We are aware of the contention of the respondents, to the effect that Lundin when he uprooted the stump was not engaged in the master’s work, but was performing the labor of a servant; that he was at that time a fellow servant, and his acts being those of a fellow servant would not render the master liable for injuries resulting therefrom, even though it were considered that the acts were negligent. But this reasoning overlooks the fact that the duty of the respondents to oversee the appellant’s place of work was a continuing duty, obligatory upon them at all times; that while the work itself may have been servant’s work, the duty to see that its performance did not result in injury to the servants working elsewhere was the master’s duty. This duty, as we say, could not be delegated, and if the injury to appellant was caused by its negligent performance, the master is hable. This principle was announced by this court in the case of Creamer v. Moran Bros. Co., 41 Wash. 636, 84 Pac. 592. There cer*269tain employees of the appellant were engaged, under the direction of a foreman, in removing a propeller from a propeller shaft of a ship to which it was tightly wedged. The hub of the propeller had been heated to facilitate its removal, and oil confined therein had by that means become intensely hot. In the course of the work, the foreman took up a sledge and struck, the hub a blow which loosened it, releasing the hot oil, which poured upon an employee assisting in the work, and burned him so severely as to cause his death. It was held that the act of the foreman was the act of the master, and not that of a fellow servant. In the course of its opinion, the court said.

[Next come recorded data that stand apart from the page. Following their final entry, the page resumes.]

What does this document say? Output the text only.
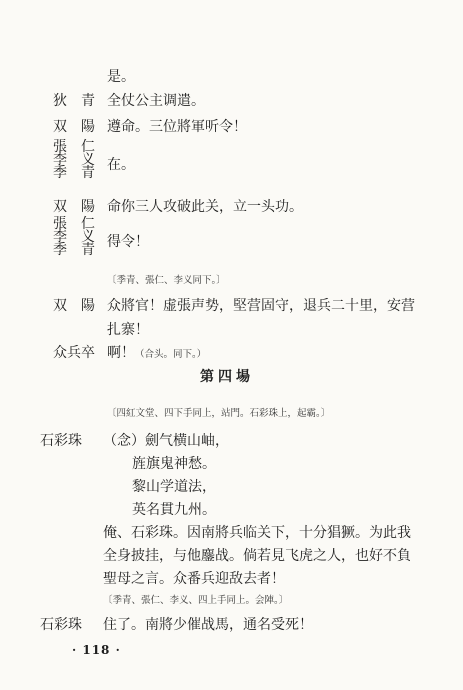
是。
狄　青 全仗公主调遣。
双　陽 遵命。三位將軍听令！
張　仁
李　义
季　青 在。
双　陽 命你三人攻破此关，立一头功。
張　仁
李　义
季　青 得令！
〔季青、張仁、李义同下。〕
双　陽 众將官！虚張声势，堅营固守，退兵二十里，安营
扎寨！
众兵卒 啊！（合头。同下。）
第四場
〔四紅文堂、四下手同上，站門。石彩珠上，起霸。〕
石彩珠 （念）劍气横山岫，
旌旗鬼神愁。
黎山学道法，
英名貫九州。
俺、石彩珠。因南將兵临关下，十分猖獗。为此我
全身披挂，与他鏖战。倘若見飞虎之人，也好不負
聖母之言。众番兵迎敌去者！
〔季青、張仁、李义、四上手同上。会陣。〕
石彩珠 住了。南將少催战馬，通名受死！
· 118 ·
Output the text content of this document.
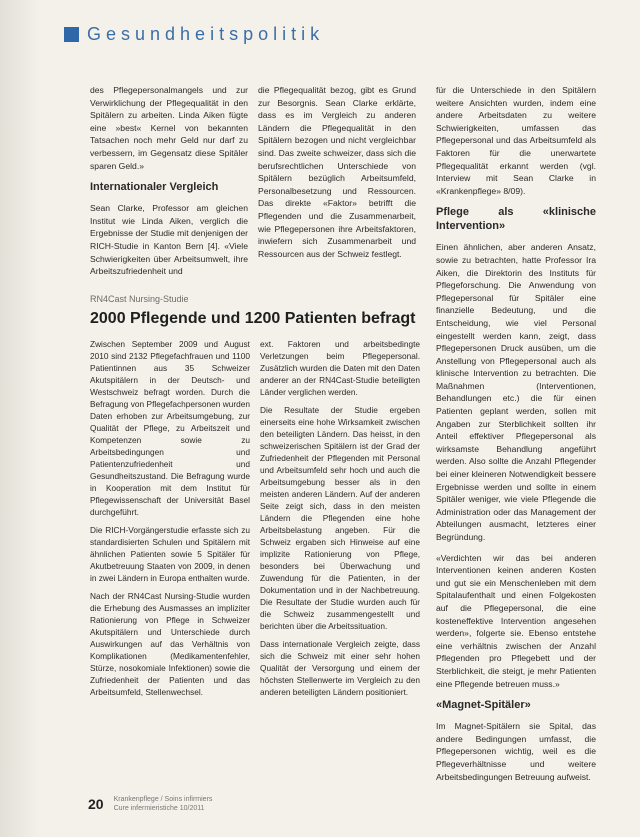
Gesundheitspolitik

des Pflegepersonalmangels und zur Verwirklichung der Pflegequalität in den Spitälern zu arbeiten. Linda Aiken fügte eine »best« Kernel von bekannten Tatsachen noch mehr Geld nur darf zu verbessern, im Gegensatz diese Spitäler sparen Geld.»

Internationaler Vergleich

Sean Clarke, Professor am gleichen Institut wie Linda Aiken, verglich die Ergebnisse der Studie mit denjenigen der RICH-Studie in Kanton Bern [4]. «Viele Schwierigkeiten über Arbeitsumwelt, ihre Arbeitszufriedenheit und

die Pflegequalität bezog, gibt es Grund zur Besorgnis. Sean Clarke erklärte, dass es im Vergleich zu anderen Ländern die Pflegequalität in den Spitälern bezogen und nicht vergleichbar sind. Das zweite schweizer, dass sich die berufsrechtlichen Unterschiede von Spitälern bezüglich Arbeitsumfeld, Personalbesetzung und Ressourcen. Das direkte «Faktor» betrifft die Pflegenden und die Zusammenarbeit, wie Pflegepersonen ihre Arbeitsfaktoren, inwiefern sich Zusammenarbeit und Ressourcen aus der Schweiz festlegt.

für die Unterschiede in den Spitälern weitere Ansichten wurden, indem eine andere Arbeitsdaten zu weitere Schwierigkeiten, umfassen das Pflegepersonal und das Arbeitsumfeld als Faktoren für die unerwartete Pflegequalität erkannt werden (vgl. Interview mit Sean Clarke in «Krankenpflege» 8/09).

Pflege als «klinische Intervention»

Einen ähnlichen, aber anderen Ansatz, sowie zu betrachten, hatte Professor Ira Aiken, die Direktorin des Instituts für Pflegeforschung. Die Anwendung von Pflegepersonal für Spitäler eine finanzielle Bedeutung, und die Entscheidung, wie viel Personal eingestellt werden kann, zeigt, dass Pflegepersonen Druck ausüben, um die Anstellung von Pflegepersonal auch als klinische Intervention zu betrachten. Die Maßnahmen (Interventionen, Behandlungen etc.) die für einen Patienten geplant werden, sollen mit Angaben zur Sterblichkeit sollten ihr Anteil effektiver Pflegepersonal als wirksamste Behandlung angeführt werden. Also sollte die Anzahl Pflegender bei einer kleineren Notwendigkeit bessere Ergebnisse werden und sollte in einem Spitäler weniger, wie viele Pflegende die Administration oder das Management der Abteilungen ausmacht, letzteres einer Begründung.

«Verdichten wir das bei anderen Interventionen keinen anderen Kosten und gut sie ein Menschenleben mit dem Spitalaufenthalt und einen Folgekosten auf die Pflegepersonal, die eine kosteneffektive Intervention angesehen werden», folgerte sie. Ebenso entstehe eine verhältnis zwischen der Anzahl Pflegenden pro Pflegebett und der Sterblichkeit, die steigt, je mehr Patienten eine Pflegende betreuen muss.»

«Magnet-Spitäler»

Im Magnet-Spitälern sie Spital, das andere Bedingungen umfasst, die Pflegepersonen wichtig, weil es die Pflegeverhältnisse und weitere Arbeitsbedingungen Betreuung aufweist.

RN4Cast Nursing-Studie
2000 Pflegende und 1200 Patienten befragt

Zwischen September 2009 und August 2010 sind 2132 Pflegefachfrauen und 1100 Patientinnen aus 35 Schweizer Akutspitälern in der Deutsch- und Westschweiz befragt worden. Durch die Befragung von Pflegefachpersonen wurden Daten erhoben zur Arbeitsumgebung, zur Qualität der Pflege, zu Arbeitszeit und Kompetenzen sowie zu Arbeitsbedingungen und Patientenzufriedenheit und Gesundheitszustand. Die Befragung wurde in Kooperation mit dem Institut für Pflegewissenschaft der Universität Basel durchgeführt.

Die RICH-Vorgängerstudie erfasste sich zu standardisierten Schulen und Spitälern mit ähnlichen Patienten sowie 5 Spitäler für Akutbetreuung Staaten von 2009, in denen in zwei Ländern in Europa enthalten wurde.

Nach der RN4Cast Nursing-Studie wurden die Erhebung des Ausmasses an impliziter Rationierung von Pflege in Schweizer Akutspitälern und Unterschiede durch Auswirkungen auf das Verhältnis von Komplikationen (Medikamentenfehler, Stürze, nosokomiale Infektionen) sowie die Zufriedenheit der Patienten und das Arbeitsumfeld, Stellenwechsel.

ext. Faktoren und arbeitsbedingte Verletzungen beim Pflegepersonal. Zusätzlich wurden die Daten mit den Daten anderer an der RN4Cast-Studie beteiligten Länder verglichen werden.

Die Resultate der Studie ergeben einerseits eine hohe Wirksamkeit zwischen den beteiligten Ländern. Das heisst, in den schweizerischen Spitälern ist der Grad der Zufriedenheit der Pflegenden mit Personal und Arbeitsumfeld sehr hoch und auch die Arbeitsumgebung besser als in den meisten anderen Ländern. Auf der anderen Seite zeigt sich, dass in den meisten Ländern die Pflegenden eine hohe Arbeitsbelastung angeben. Für die Schweiz ergaben sich Hinweise auf eine implizite Rationierung von Pflege, besonders bei Überwachung und Zuwendung für die Patienten, in der Dokumentation und in der Nachbetreuung. Die Resultate der Studie wurden auch für die Schweiz zusammengestellt und berichten über die Arbeitssituation.

Dass internationale Vergleich zeigte, dass sich die Schweiz mit einer sehr hohen Qualität der Versorgung und einem der höchsten Stellenwerte im Vergleich zu den anderen beteiligten Ländern positioniert.

20 Krankenpflege / Soins infirmiers
Cure infermieristiche 10/2011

“It is urged by appellant that the act of the superintendent in striking the hub with the sledge at the time and in the manner in which he did, constituted an act of a fellow servant of Creamer; that such an act, although performed by the superintendent, was not one of superintendence, was not one of the nondelegable duties of the master, was not the act of a vice principal; but was the manual act of one working with Creamer in the same undertaking and to accomplish the same end toward which they were all working; that in striking said blow said superintendent was, for the time being, a fellow workman of Creamer, and that his negligence as such would not render the appellant company liable. This argument would appeal strongly to the writer of this opinion were it not for tbe former decisions of this court. Nelson v. Willey Steamship etc. Co., 26 Wash. 548, 67 Pac. 237; Dossett v. St. Paul etc. Lumber Co., 40 Wash. 276, 82 Pac. 273; O’Brien v. Page Lumber Co., 39 Wash. 537, 82 Pac. 114. Under the authority of those decisions, when the superintendent, without the knowledge of the workman, negligently set in operation an agency fraught with danger, he thereby rendered the company liable for the result of such negligence.”

We are of the opinion, therefore, that, on any view of the case, the judgment is erroneous as to the respondents Jones & Onserud. As to them the judgment will be reversed, and the cause remanded with instructions to grant a new trial. As *270to the Chicago, Milwaukee & Puget Sound Railway Company, it will stand affirmed.

Rudkin, C. J., Gose, and Chadwick, JJ., concur.